Projects

Learning Robust feature representation

[August 2020 - Present, ICLR CSS track]

Proposed and got acceptance for RFP(Research for plot) draft for CSS track of ICLR 2022. The project is underway, find the details here.

[Oct 2019] [GitHub here]

Implemented and trained the model described in the paper Brain Tumor Segmentation with Deep Neural Networks(Havaei et al,2017). The project was done solely, implemented on Keras in Python.

For this 2D slice-based segmentation approach, designed a slice selection scheme discarding blank and just non-tumor class present slices, for efficient training on limited compute. Owing to the same, implemented weighted cross-entropy loss for tackling class imbalance.

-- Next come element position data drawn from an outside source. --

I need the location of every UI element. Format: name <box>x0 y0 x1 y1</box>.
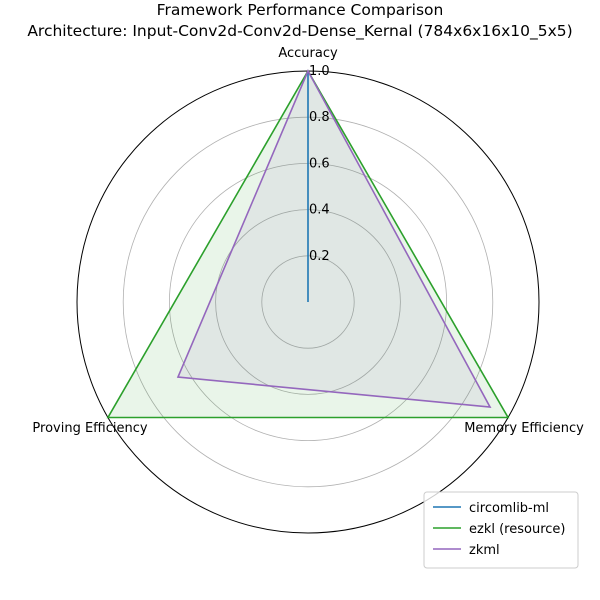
radial-tick-label: 0.8 <box>309 110 330 125</box>
radial-tick-label: 0.4 <box>309 203 330 218</box>
series-fill-zkml <box>177 71 491 408</box>
series-line-zkml <box>176 69 492 409</box>
series-line-ezkl-resource <box>106 69 510 419</box>
legend-label-zkml: zkml <box>469 543 500 558</box>
radial-tick-label: 0.6 <box>309 156 330 171</box>
radial-tick-label: 1.0 <box>309 64 330 79</box>
axis-label-accuracy: Accuracy <box>278 46 338 61</box>
radial-tick-label: 0.2 <box>309 249 330 264</box>
legend-label-circomlib-ml: circomlib-ml <box>469 501 549 516</box>
series-line-layer <box>106 69 510 419</box>
legend-label-ezkl-resource: ezkl (resource) <box>469 522 565 537</box>
axis-label-proving-efficiency: Proving Efficiency <box>32 421 147 436</box>
radial-tick-layer: 0.2 0.4 0.6 0.8 1.0 <box>309 64 330 264</box>
legend: circomlib-ml ezkl (resource) zkml <box>423 491 579 569</box>
chart-subtitle: Architecture: Input-Conv2d-Conv2d-Dense_… <box>27 22 572 41</box>
legend-frame <box>423 491 579 569</box>
chart-title: Framework Performance Comparison <box>157 1 444 19</box>
axis-label-memory-efficiency: Memory Efficiency <box>464 421 584 436</box>
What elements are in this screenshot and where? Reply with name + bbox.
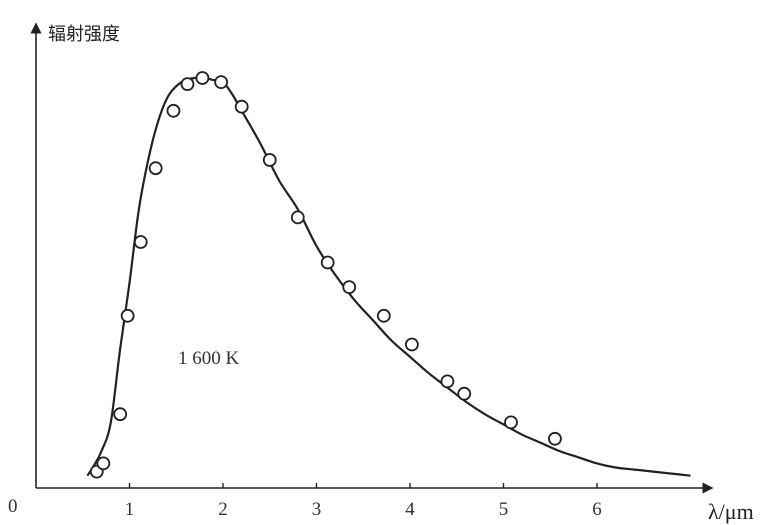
data-point (113, 407, 128, 422)
x-tick-label: 4 (405, 499, 415, 520)
origin-label: 0 (8, 496, 18, 517)
data-point (214, 75, 229, 89)
data-point (234, 99, 249, 114)
data-point (290, 210, 305, 225)
data-point (166, 103, 181, 118)
y-axis-label: 辐射强度 (48, 24, 120, 45)
data-point (440, 374, 455, 389)
x-tick-label: 5 (499, 499, 509, 520)
data-point (376, 308, 391, 323)
x-tick-label: 3 (312, 499, 322, 520)
x-axis-label: λ/μm (708, 499, 754, 524)
data-point (320, 255, 335, 270)
data-points (89, 71, 562, 479)
x-ticks: 1 2 3 4 5 6 (125, 483, 602, 520)
data-point (180, 77, 195, 92)
x-tick-label: 6 (592, 499, 602, 520)
data-point (404, 337, 419, 352)
data-point (548, 431, 562, 446)
x-tick-label: 2 (218, 499, 228, 520)
data-point (457, 386, 472, 401)
x-tick-label: 1 (125, 499, 135, 520)
data-point (262, 153, 277, 167)
data-point (504, 415, 518, 430)
data-point (120, 308, 135, 323)
radiation-curve (86, 76, 691, 477)
data-point (96, 456, 111, 471)
data-point (133, 235, 148, 249)
data-point (148, 161, 163, 176)
temperature-annotation: 1 600 K (178, 348, 240, 369)
data-point (342, 280, 357, 295)
data-point (195, 71, 210, 85)
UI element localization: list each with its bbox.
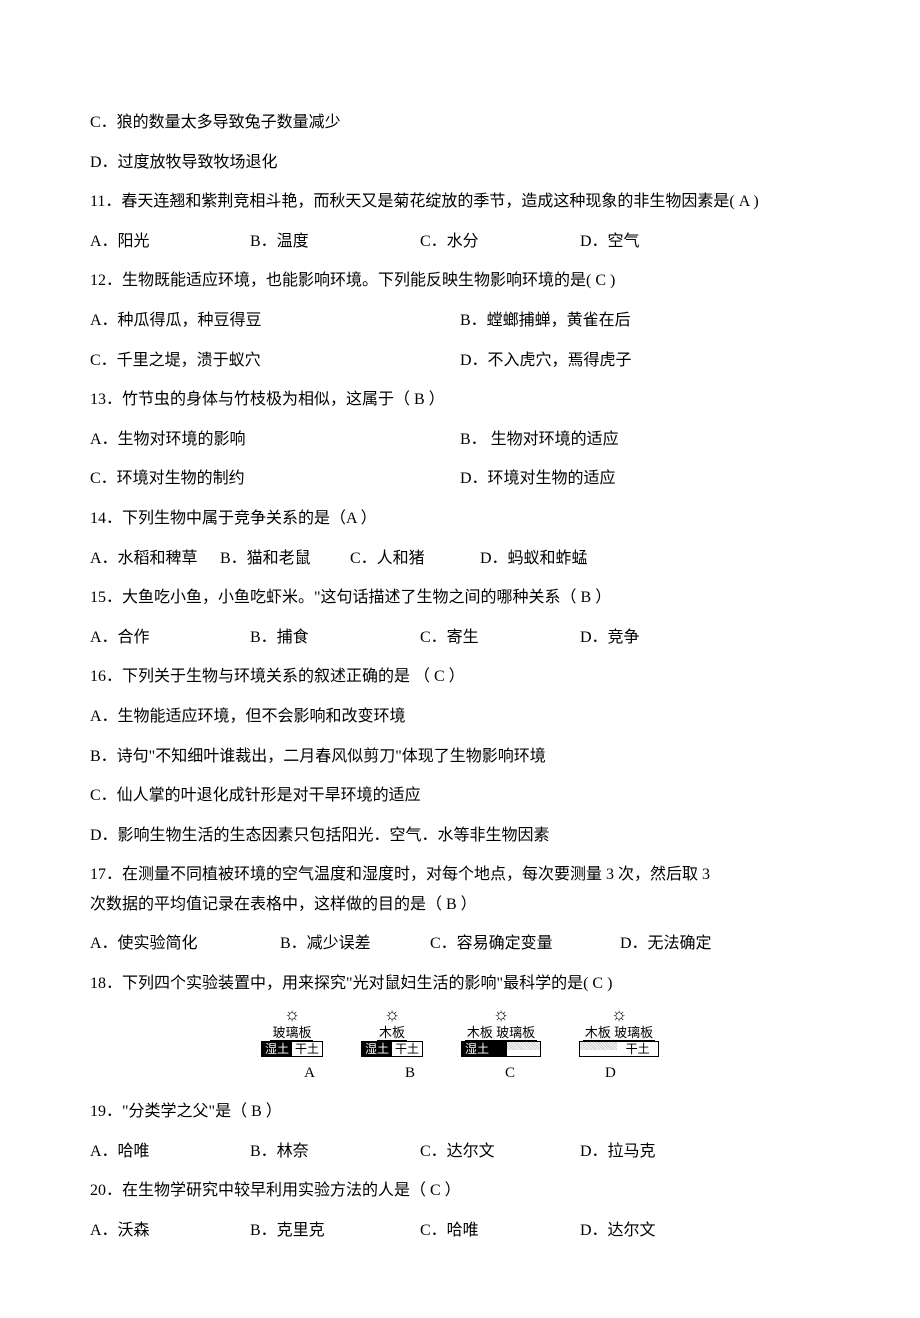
- q20-stem: 20．在生物学研究中较早利用实验方法的人是（ C ）: [90, 1178, 830, 1204]
- q12-stem: 12．生物既能适应环境，也能影响环境。下列能反映生物影响环境的是( C ): [90, 268, 830, 294]
- q11-options: A．阳光 B．温度 C．水分 D．空气: [90, 229, 830, 255]
- q14-opt-a: A．水稻和稗草: [90, 546, 220, 572]
- wet-soil: 湿土: [262, 1042, 292, 1056]
- q15-opt-a: A．合作: [90, 625, 250, 651]
- q12-opt-b: B．螳螂捕蝉，黄雀在后: [460, 308, 830, 334]
- q17-stem-line2: 次数据的平均值记录在表格中，这样做的目的是（ B ）: [90, 892, 830, 918]
- q12-opt-a: A．种瓜得瓜，种豆得豆: [90, 308, 460, 334]
- q11-opt-c: C．水分: [420, 229, 580, 255]
- q18-exp-a: ☼ 玻璃板 湿土 干土: [261, 1005, 323, 1058]
- wet-soil: 湿土: [462, 1042, 507, 1056]
- wet-soil: 湿土: [362, 1042, 392, 1056]
- q19-opt-d: D．拉马克: [580, 1139, 740, 1165]
- q18-diagram: ☼ 玻璃板 湿土 干土 ☼ 木板 湿土 干土 ☼ 木板 玻璃板 湿土 ☼: [90, 1005, 830, 1058]
- sun-icon: ☼: [384, 1005, 401, 1023]
- q14-stem: 14．下列生物中属于竞争关系的是（A ）: [90, 506, 830, 532]
- q17-opt-b: B．减少误差: [280, 931, 430, 957]
- q18-labels: A B C D: [90, 1061, 830, 1085]
- q13-opt-b: B． 生物对环境的适应: [460, 427, 830, 453]
- q14-opt-c: C．人和猪: [350, 546, 480, 572]
- gray-soil: [580, 1042, 617, 1050]
- q19-options: A．哈唯 B．林奈 C．达尔文 D．拉马克: [90, 1139, 830, 1165]
- q17-opt-c: C．容易确定变量: [430, 931, 620, 957]
- q14-opt-b: B．猫和老鼠: [220, 546, 350, 572]
- q18-exp-d: ☼ 木板 玻璃板 干土: [579, 1005, 659, 1058]
- q13-options-row1: A．生物对环境的影响 B． 生物对环境的适应: [90, 427, 830, 453]
- cover-label: 木板 玻璃板: [465, 1025, 537, 1042]
- q11-opt-b: B．温度: [250, 229, 420, 255]
- document-page: C．狼的数量太多导致兔子数量减少 D．过度放牧导致牧场退化 11．春天连翘和紫荆…: [0, 0, 920, 1318]
- q16-stem: 16．下列关于生物与环境关系的叙述正确的是 （ C ）: [90, 664, 830, 690]
- q13-opt-d: D．环境对生物的适应: [460, 466, 830, 492]
- q15-options: A．合作 B．捕食 C．寄生 D．竞争: [90, 625, 830, 651]
- q19-opt-c: C．达尔文: [420, 1139, 580, 1165]
- q18-label-c: C: [505, 1061, 515, 1085]
- q18-label-d: D: [605, 1061, 616, 1085]
- q13-stem: 13．竹节虫的身体与竹枝极为相似，这属于（ B ）: [90, 387, 830, 413]
- q17-stem-line1: 17．在测量不同植被环境的空气温度和湿度时，对每个地点，每次要测量 3 次，然后…: [90, 862, 830, 888]
- q15-opt-b: B．捕食: [250, 625, 420, 651]
- soil-box: 湿土: [461, 1041, 541, 1057]
- soil-box: 干土: [579, 1041, 659, 1057]
- q18-label-a: A: [304, 1061, 315, 1085]
- q15-opt-c: C．寄生: [420, 625, 580, 651]
- q20-options: A．沃森 B．克里克 C．哈唯 D．达尔文: [90, 1218, 830, 1244]
- q13-options-row2: C．环境对生物的制约 D．环境对生物的适应: [90, 466, 830, 492]
- sun-icon: ☼: [611, 1005, 628, 1023]
- q20-opt-b: B．克里克: [250, 1218, 420, 1244]
- q17-opt-a: A．使实验简化: [90, 931, 280, 957]
- q16-opt-b: B．诗句"不知细叶谁裁出，二月春风似剪刀"体现了生物影响环境: [90, 744, 830, 770]
- q19-opt-a: A．哈唯: [90, 1139, 250, 1165]
- q12-options-row2: C．千里之堤，溃于蚁穴 D．不入虎穴，焉得虎子: [90, 348, 830, 374]
- q13-opt-a: A．生物对环境的影响: [90, 427, 460, 453]
- dry-soil: 干土: [292, 1042, 322, 1056]
- q14-opt-d: D．蚂蚁和蚱蜢: [480, 546, 610, 572]
- q12-opt-c: C．千里之堤，溃于蚁穴: [90, 348, 460, 374]
- cover-label: 玻璃板: [270, 1025, 313, 1042]
- dry-soil: 干土: [392, 1042, 422, 1056]
- q19-stem: 19．"分类学之父"是（ B ）: [90, 1099, 830, 1125]
- q18-exp-b: ☼ 木板 湿土 干土: [361, 1005, 423, 1058]
- cover-label: 木板 玻璃板: [583, 1025, 655, 1042]
- q15-opt-d: D．竞争: [580, 625, 740, 651]
- q20-opt-c: C．哈唯: [420, 1218, 580, 1244]
- q16-opt-c: C．仙人掌的叶退化成针形是对干旱环境的适应: [90, 783, 830, 809]
- q10-option-d: D．过度放牧导致牧场退化: [90, 150, 830, 176]
- q12-opt-d: D．不入虎穴，焉得虎子: [460, 348, 830, 374]
- q16-opt-a: A．生物能适应环境，但不会影响和改变环境: [90, 704, 830, 730]
- q11-stem: 11．春天连翘和紫荆竞相斗艳，而秋天又是菊花绽放的季节，造成这种现象的非生物因素…: [90, 189, 830, 215]
- q12-options-row1: A．种瓜得瓜，种豆得豆 B．螳螂捕蝉，黄雀在后: [90, 308, 830, 334]
- q11-opt-d: D．空气: [580, 229, 740, 255]
- q20-opt-a: A．沃森: [90, 1218, 250, 1244]
- dry-soil: 干土: [617, 1042, 658, 1056]
- soil-box: 湿土 干土: [261, 1041, 323, 1057]
- q19-opt-b: B．林奈: [250, 1139, 420, 1165]
- q20-opt-d: D．达尔文: [580, 1218, 740, 1244]
- sun-icon: ☼: [284, 1005, 301, 1023]
- q15-stem: 15．大鱼吃小鱼，小鱼吃虾米。"这句话描述了生物之间的哪种关系（ B ）: [90, 585, 830, 611]
- q11-opt-a: A．阳光: [90, 229, 250, 255]
- q13-opt-c: C．环境对生物的制约: [90, 466, 460, 492]
- soil-box: 湿土 干土: [361, 1041, 423, 1057]
- q10-option-c: C．狼的数量太多导致兔子数量减少: [90, 110, 830, 136]
- q14-options: A．水稻和稗草 B．猫和老鼠 C．人和猪 D．蚂蚁和蚱蜢: [90, 546, 830, 572]
- q18-stem: 18．下列四个实验装置中，用来探究"光对鼠妇生活的影响"最科学的是( C ): [90, 971, 830, 997]
- q16-opt-d: D．影响生物生活的生态因素只包括阳光．空气．水等非生物因素: [90, 823, 830, 849]
- cover-label: 木板: [377, 1025, 407, 1042]
- q18-exp-c: ☼ 木板 玻璃板 湿土: [461, 1005, 541, 1058]
- sun-icon: ☼: [493, 1005, 510, 1023]
- q17-opt-d: D．无法确定: [620, 931, 712, 957]
- q17-options: A．使实验简化 B．减少误差 C．容易确定变量 D．无法确定: [90, 931, 830, 957]
- gray-soil: [507, 1042, 540, 1050]
- q18-label-b: B: [405, 1061, 415, 1085]
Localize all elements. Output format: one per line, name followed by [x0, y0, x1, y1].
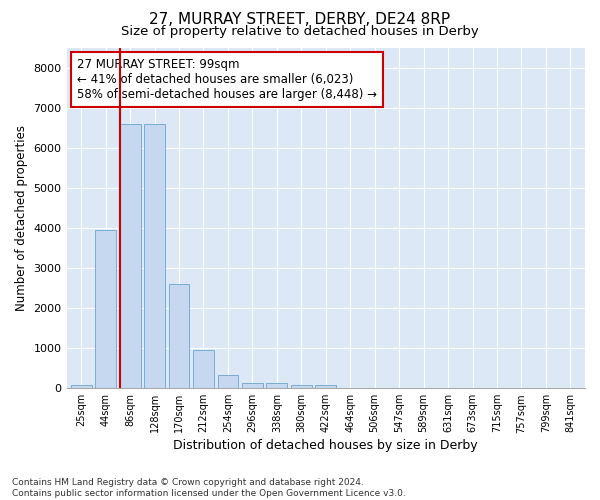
Bar [71, 386, 92, 388]
Bar [242, 383, 263, 388]
X-axis label: Distribution of detached houses by size in Derby: Distribution of detached houses by size … [173, 440, 478, 452]
Text: 27 MURRAY STREET: 99sqm
← 41% of detached houses are smaller (6,023)
58% of semi: 27 MURRAY STREET: 99sqm ← 41% of detache… [77, 58, 377, 100]
Bar [144, 124, 165, 388]
Bar [291, 386, 312, 388]
Bar [169, 284, 190, 388]
Bar [316, 386, 336, 388]
Y-axis label: Number of detached properties: Number of detached properties [15, 125, 28, 311]
Text: Size of property relative to detached houses in Derby: Size of property relative to detached ho… [121, 25, 479, 38]
Bar [120, 124, 140, 388]
Bar [266, 384, 287, 388]
Bar [218, 376, 238, 388]
Text: Contains HM Land Registry data © Crown copyright and database right 2024.
Contai: Contains HM Land Registry data © Crown c… [12, 478, 406, 498]
Bar [95, 230, 116, 388]
Bar [193, 350, 214, 388]
Text: 27, MURRAY STREET, DERBY, DE24 8RP: 27, MURRAY STREET, DERBY, DE24 8RP [149, 12, 451, 28]
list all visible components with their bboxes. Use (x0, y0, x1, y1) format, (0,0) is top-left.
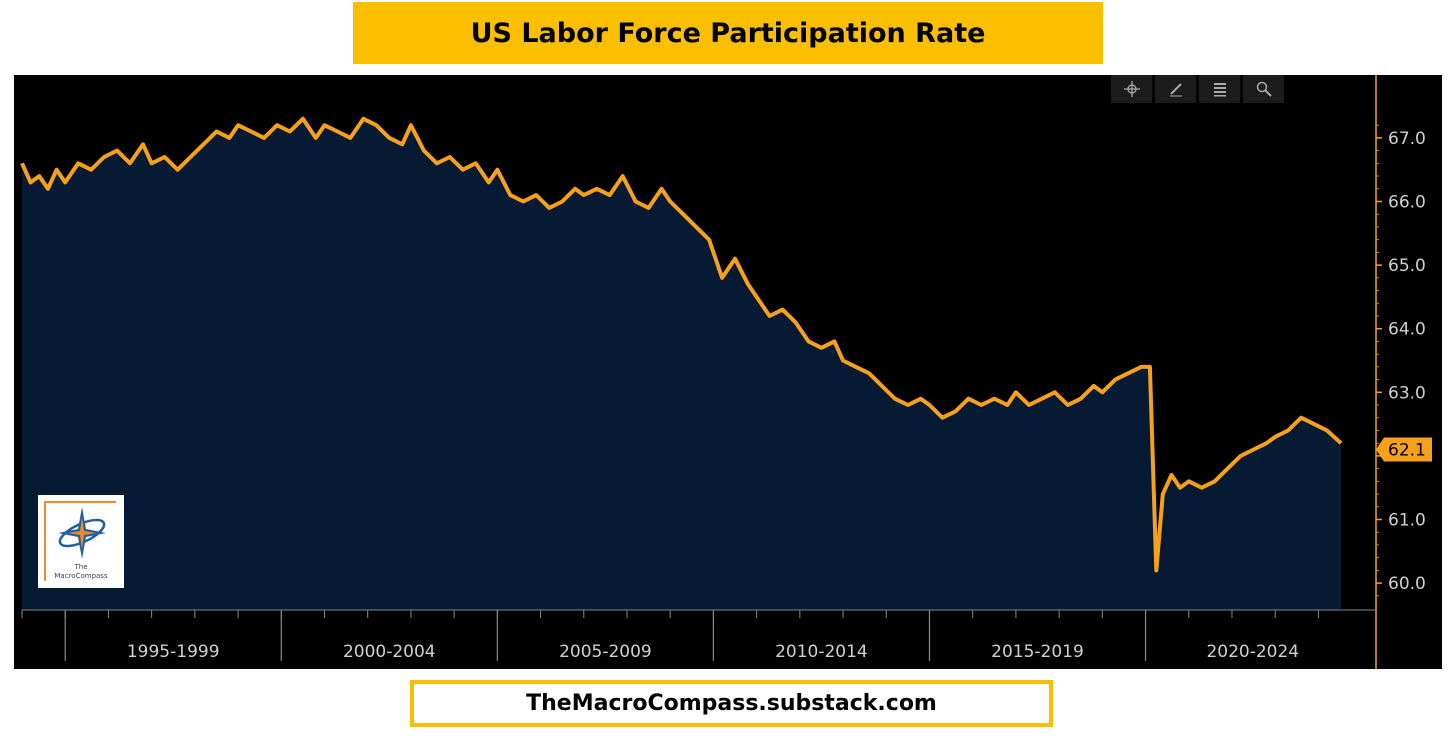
compass-star-icon (58, 507, 106, 559)
x-tick-label: 1995-1999 (127, 642, 220, 662)
last-value-marker (1376, 437, 1432, 462)
y-tick-label: 67.0 (1388, 129, 1426, 149)
x-tick-label: 2020-2024 (1206, 642, 1299, 662)
series-line (20, 116, 1343, 573)
x-tick-label: 2010-2014 (775, 642, 868, 662)
logo-line-1: The (74, 563, 88, 571)
last-value-label: 62.1 (1388, 441, 1426, 461)
y-tick-label: 61.0 (1388, 511, 1426, 531)
logo-frame (44, 501, 116, 581)
y-tick-label: 60.0 (1388, 574, 1426, 594)
chart-panel: 60.0 61.0 63.0 64.0 65.0 66.0 67.0 62.1 1995-199… (14, 75, 1442, 669)
macrocompass-logo: The MacroCompass (38, 495, 124, 588)
y-tick-label: 65.0 (1388, 256, 1426, 276)
crosshair-tool-button[interactable] (1111, 75, 1152, 103)
pen-icon (1169, 83, 1182, 97)
y-tick-label: 63.0 (1388, 383, 1426, 403)
zoom-tool-button[interactable] (1243, 75, 1284, 103)
legend-tool-button[interactable] (1199, 75, 1240, 103)
list-icon (1213, 83, 1226, 97)
y-tick-label: 66.0 (1388, 193, 1426, 213)
footer-banner[interactable]: TheMacroCompass.substack.com (410, 680, 1053, 727)
chart-svg: 60.0 61.0 63.0 64.0 65.0 66.0 67.0 62.1 1995-199… (20, 75, 1432, 669)
zoom-icon (1256, 81, 1272, 97)
logo-line-2: MacroCompass (54, 572, 108, 580)
x-tick-label: 2005-2009 (559, 642, 652, 662)
x-tick-label: 2015-2019 (991, 642, 1084, 662)
chart-toolbar (1111, 75, 1284, 103)
x-tick-label: 2000-2004 (343, 642, 436, 662)
draw-tool-button[interactable] (1155, 75, 1196, 103)
crosshair-icon (1123, 81, 1140, 97)
chart-title: US Labor Force Participation Rate (470, 17, 986, 49)
area-fill (22, 118, 1341, 611)
y-tick-label: 64.0 (1388, 320, 1426, 340)
footer-url: TheMacroCompass.substack.com (526, 691, 937, 716)
chart-title-banner: US Labor Force Participation Rate (353, 2, 1103, 64)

This project was done as part of a research internship under Prof. Aditya Abhyankar, Dean of DoT, Pune University.

Artist Identification

[Sep 2018] [GitHub here]

Implemented artist identifier as a 12 class classifier according to this project report. Extending this implementation, proposed a siamese network for flexibility of adding classes. Further proposed a siamese network with style loss to capture a domain-specific objective. Implemented on Keras in Python.

This project was done in partial fulfillment of the course Neural Networks and Fuzzy Logic in BITS Pilani; solely worked on the further extensions.

SIGNATURE VERIFICATION USING CNN

[January 2018] [GitHub here]

Worked on applying deep learning for signature verification. Implemented verification as multi-class classification using novel architecture and ResNet50. Trained a NasMobileNet with Siamese training and triplet loss.

This project was done in partial fulfillment of the course study-oriented project in BITS Pilani.

FAKE NEWS DETECTION

[November 2017]

Implemented LSTM architecture to detect biases in news articles from Indian news vendors and US presidential election dataset from Kaggle.

This project was done in partial fulfillment of the course information Retrieval in BITS Pilani.

Logic Programming

[November - December 2016]

Implemented 2 tasks using the logic programming paradigm in SWI-Prolog. The first task was to encode rules for performing basic algebraic manipulations by operating on symbols. The second was to encode the academic regulations of BITS Pilani in the form of rules which could then answer complex queries.

This project was completed for the partial fulfillment of the course Logic in Computer Science in BITS Pilani.